# Prevent Splitting/ Pine



## fangard (Apr 18, 2008)

First time post in this forum. Looking for a bit of advice.

We are cutting down a pretty substantial pine. Our tree guy asked us if we wanted to save any of the wood.

He is going to cut some 3 inch disks(3 or so) and also rip cut an 8 foot section for me. Maybe use for a table or something. 40" diameter tree.

The question is: How do I prevent it from splitting/checking as it dries. Eventually, I will hand it over to a buddy to for the furniture side of things.

Thanks for the help.


----------



## bill (May 21, 2004)

I would ask him how he wants it. Doing it myself, I would cut it large and seal the end. Going to be a long time before dry unless you use a kiln


----------



## SetDaHook (Oct 21, 2010)

Seal the ends with any type of latex paint. Put on a thick coat. Stack it on a flat surface where air can circulate all around it in a dry area (garage, barn, covered area) and then wait, and wait, and wait some more.

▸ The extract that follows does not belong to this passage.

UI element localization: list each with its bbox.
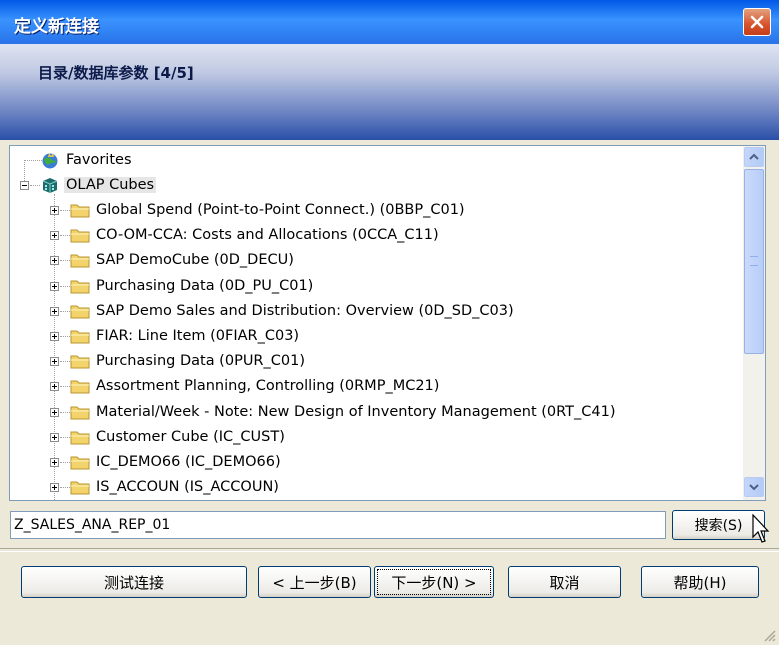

...Or you can find a kiln in your area that will dry it for you and it'll be ready in about 3 weeks


----------



## padrefigure (Aug 22, 2006)

Find someone with a band saw mill, let them rough cut to lumber, stack with stickers, cover, let air dry for 1 year per inch of thickness. More if you have high humidity (Houston), less in arid environments (West Texas). good luck.


----------